China after adding MSCI Index “A” shares plunged into the negative column for a greater loss than India into the first half close, as the Washington-based Institute for International Finance reported $12 billion in major market stock and bond outflows in May, two thirds from Asia. The World Bank updated its 4.5% emerging economy GDP growth forecast to warn of “considerable downside risks” in trade, fiscal and monetary policy and geopolitics, and projected around the same annual expansion through end-decade. Fund tracker EPFR tallied respective equity and fixed income foreign investor inflows through May at $50 billion and $20 billion, off 2017’s frenzied pace. In private equity, industry association EMPEA reported low $7 billion first quarter fundraising, although Asia was the preferred region.
The European Central Bank contributed to pullback sentiment with its declaration to end bond-buying by year end. Meanwhile Japan committed to ultra-loose liquidity through 2019, with inflation still less than 1% and private consumption flagging. International Monetary Fund Managing Director Christine Lagarde reinforced caution in a speech on “damaged” business confidence, while the UN’s Trade and Development Agency noted flat foreign direct investment in the developing world as the overall figure dropped almost 25% to $1.5 trillion in 2017. Emerging market observers at the G-7 meeting in Canada were aghast at the unleashing of retaliatory tariffs within the group as a harbinger of fuller scale export and supply chain chokeholds, as energy import costs also spiked with oil at $75/barrel. China remained locked with Washington in a bilateral commercial and technology dispute with mirror image countermeasures, as the IMF predicted growth slowdown to 5.5% over the next five years with a “high quality” consumption-led shift that will shake up the current share listing range.

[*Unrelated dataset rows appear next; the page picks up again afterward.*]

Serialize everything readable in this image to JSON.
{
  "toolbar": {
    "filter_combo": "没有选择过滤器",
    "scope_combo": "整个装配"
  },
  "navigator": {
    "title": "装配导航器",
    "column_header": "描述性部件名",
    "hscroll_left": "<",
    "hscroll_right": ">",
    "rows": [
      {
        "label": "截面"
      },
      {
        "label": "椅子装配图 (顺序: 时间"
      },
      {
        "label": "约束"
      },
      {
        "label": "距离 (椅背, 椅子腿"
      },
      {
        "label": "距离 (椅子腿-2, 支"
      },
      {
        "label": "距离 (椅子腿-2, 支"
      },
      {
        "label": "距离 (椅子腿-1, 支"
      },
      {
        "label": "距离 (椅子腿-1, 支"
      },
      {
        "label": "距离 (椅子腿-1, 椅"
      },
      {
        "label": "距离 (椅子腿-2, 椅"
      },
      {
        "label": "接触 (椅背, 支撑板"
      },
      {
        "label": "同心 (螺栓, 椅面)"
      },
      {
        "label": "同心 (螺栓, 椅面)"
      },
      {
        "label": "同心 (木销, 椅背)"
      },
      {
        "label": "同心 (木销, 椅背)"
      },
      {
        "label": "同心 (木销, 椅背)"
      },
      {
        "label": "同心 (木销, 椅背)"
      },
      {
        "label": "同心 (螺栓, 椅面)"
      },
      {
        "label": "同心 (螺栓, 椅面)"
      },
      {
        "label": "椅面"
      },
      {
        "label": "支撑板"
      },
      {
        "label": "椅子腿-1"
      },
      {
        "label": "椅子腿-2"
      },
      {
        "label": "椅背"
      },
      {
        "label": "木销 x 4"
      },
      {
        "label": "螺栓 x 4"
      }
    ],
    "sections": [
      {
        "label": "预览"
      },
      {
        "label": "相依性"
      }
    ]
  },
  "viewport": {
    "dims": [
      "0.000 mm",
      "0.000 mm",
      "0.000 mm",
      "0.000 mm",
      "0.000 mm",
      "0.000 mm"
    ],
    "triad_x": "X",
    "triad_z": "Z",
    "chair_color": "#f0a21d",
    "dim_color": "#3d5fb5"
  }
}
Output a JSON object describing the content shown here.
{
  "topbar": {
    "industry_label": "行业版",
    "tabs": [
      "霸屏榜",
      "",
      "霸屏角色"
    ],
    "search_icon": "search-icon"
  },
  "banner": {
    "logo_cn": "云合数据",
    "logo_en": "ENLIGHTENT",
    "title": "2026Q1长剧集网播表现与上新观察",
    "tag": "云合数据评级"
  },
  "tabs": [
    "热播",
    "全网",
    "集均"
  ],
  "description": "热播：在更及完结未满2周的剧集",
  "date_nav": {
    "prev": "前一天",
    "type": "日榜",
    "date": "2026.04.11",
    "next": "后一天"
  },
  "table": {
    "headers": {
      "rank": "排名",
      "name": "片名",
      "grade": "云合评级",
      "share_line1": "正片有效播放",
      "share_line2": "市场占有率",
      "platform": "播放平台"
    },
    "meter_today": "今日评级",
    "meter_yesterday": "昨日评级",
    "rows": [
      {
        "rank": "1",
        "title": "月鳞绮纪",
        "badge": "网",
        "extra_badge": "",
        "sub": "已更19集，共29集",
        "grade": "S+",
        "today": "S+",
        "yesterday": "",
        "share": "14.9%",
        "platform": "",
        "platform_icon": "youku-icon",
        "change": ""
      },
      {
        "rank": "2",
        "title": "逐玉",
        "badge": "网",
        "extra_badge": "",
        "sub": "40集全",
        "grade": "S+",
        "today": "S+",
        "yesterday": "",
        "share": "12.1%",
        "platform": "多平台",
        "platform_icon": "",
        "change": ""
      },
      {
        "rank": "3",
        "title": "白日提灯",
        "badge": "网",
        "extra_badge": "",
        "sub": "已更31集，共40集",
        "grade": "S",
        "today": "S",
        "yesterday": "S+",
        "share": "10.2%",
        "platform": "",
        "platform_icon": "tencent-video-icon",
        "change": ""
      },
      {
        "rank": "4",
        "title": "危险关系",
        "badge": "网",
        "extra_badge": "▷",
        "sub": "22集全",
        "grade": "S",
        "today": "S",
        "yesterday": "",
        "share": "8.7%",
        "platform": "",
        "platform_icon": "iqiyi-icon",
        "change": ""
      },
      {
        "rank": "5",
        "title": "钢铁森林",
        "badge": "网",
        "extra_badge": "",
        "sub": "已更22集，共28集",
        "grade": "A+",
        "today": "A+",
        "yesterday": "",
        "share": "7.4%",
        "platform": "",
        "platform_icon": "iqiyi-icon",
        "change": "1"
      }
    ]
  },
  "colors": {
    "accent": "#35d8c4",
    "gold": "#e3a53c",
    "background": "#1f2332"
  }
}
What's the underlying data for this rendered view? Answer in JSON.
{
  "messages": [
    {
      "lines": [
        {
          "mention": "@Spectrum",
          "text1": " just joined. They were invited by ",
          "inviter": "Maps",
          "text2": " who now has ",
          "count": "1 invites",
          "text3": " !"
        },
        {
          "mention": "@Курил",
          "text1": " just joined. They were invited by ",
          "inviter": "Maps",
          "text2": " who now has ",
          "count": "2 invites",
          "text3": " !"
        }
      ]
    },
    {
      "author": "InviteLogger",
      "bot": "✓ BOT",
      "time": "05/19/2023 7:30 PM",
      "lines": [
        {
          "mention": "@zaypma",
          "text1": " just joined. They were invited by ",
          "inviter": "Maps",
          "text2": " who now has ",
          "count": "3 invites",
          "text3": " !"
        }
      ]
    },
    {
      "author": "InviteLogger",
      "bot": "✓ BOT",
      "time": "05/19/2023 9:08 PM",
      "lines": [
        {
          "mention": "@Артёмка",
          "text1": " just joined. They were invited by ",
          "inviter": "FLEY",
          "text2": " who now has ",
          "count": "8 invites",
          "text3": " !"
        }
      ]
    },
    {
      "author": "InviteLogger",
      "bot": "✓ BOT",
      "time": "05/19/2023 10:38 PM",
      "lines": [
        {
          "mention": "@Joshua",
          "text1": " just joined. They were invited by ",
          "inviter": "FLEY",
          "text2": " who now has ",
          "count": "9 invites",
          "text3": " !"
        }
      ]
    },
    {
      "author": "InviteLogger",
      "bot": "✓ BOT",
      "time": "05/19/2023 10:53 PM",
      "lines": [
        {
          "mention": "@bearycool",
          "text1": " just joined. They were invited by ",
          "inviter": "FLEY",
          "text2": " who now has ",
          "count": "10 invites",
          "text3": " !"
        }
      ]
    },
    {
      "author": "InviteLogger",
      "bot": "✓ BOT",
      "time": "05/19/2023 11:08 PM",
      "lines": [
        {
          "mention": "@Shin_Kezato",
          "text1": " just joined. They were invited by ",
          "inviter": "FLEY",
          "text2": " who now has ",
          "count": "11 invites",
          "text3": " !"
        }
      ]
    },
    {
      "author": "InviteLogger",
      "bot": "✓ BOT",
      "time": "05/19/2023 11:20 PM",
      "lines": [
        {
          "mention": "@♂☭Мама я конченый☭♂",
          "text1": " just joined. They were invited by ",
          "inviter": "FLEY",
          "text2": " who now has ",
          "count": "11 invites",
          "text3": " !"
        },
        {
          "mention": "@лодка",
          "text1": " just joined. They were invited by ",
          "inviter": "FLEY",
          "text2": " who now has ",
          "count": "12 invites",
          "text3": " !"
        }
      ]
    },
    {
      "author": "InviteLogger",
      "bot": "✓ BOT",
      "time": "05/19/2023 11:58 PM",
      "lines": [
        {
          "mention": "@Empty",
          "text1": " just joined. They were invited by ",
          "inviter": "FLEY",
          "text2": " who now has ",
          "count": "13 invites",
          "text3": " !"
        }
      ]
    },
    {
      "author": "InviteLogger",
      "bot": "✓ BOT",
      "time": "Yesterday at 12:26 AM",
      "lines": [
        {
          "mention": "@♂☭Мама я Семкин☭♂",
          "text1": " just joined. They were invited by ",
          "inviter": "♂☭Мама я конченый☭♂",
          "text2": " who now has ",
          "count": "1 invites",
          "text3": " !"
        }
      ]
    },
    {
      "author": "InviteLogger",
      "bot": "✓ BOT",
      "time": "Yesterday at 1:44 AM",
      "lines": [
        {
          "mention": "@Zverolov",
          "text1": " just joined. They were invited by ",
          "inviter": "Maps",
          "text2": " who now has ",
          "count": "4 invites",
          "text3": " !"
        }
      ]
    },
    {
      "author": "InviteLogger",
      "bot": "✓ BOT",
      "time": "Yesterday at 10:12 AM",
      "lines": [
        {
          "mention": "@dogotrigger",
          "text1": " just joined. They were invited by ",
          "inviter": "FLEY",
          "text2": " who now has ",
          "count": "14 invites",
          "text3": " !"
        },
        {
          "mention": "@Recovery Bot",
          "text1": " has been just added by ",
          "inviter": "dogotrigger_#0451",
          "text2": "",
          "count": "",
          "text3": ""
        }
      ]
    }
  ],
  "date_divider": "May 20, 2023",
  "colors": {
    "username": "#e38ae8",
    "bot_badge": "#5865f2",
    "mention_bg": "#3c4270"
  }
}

The Fund predicts 6.6% growth this year, and the manufacturing PMI index remains positive over 50 despite only a 6% fixed asset investment increase from January-May, the slowest in almost three decades. Retail sales rose 8% in May, the worst showing in fifteen years, and the import was double the export uptick. Producer price inflation topped 4% on higher world commodity values as reserves are steady above $3 trillion, and the Yuan was one of the few emerging market currencies to stay firm against the dollar. To encourage further allocation the foreign exchange regulator eased qualified foreign investor repatriation and lock-up periods, as the securities overseer worked to launch a Shanghai-London Stock Connect over the coming months.
Banks are reportedly in line for initial public offering approvals to mobilize $15 billion in capital as they again dominate total social financing, while property developers have started to trade at discounts to book value as 40 second and third tier cities announced new speculative crackdowns. The Paris-based Organization for Economic Cooperation and Development in a separate analysis pointed to their “mounting refinancing needs until 2020,” with traditional bank lending unlikely to fill the gap. A dozen listed companies have already defaulted on bonds as an estimated RMB 20 trillion is due over the next twelve months, according to information source Wind. With the crunch ratings agencies Standard & Poor’s and Fitch revealed plans to establish fully-owned Chinese arms to meet demand after two decades in joint ventures.
India’s growth will surpass China’s at 7.3% this fiscal year, after a first quarter reading nearly half a point higher on strong public sector spending. However imported oil costs sent inflation toward 5%, as the central bank incrementally lifted rates despite an overall neutral stance. After $4 billion in portfolio outflows through May, the Reserve Bank governor embarked on an international media campaign citing medium term liquidity drain from the unwinding of Federal Reserve Treasury bond purchases. Moody’s Ratings in turn expects the fiscal deficit to stick at 3.5% of GDP, and the current account hole to worsen to 2.5%. State-owned banks remain a sore spot after $130 billion in bad loans were declared in Q1 under stricter norms, which require big borrower resolution plans within 180 days and possible implementation of new bankruptcy procedures. With the corporate mess lenders are trying to bolster retail business, where fintech and inclusion are jointly promoted by the government and private sector, with the aim of rivaling Chinese competitors under sudden investor and regulatory scrutiny in these areas to their short-term disadvantage.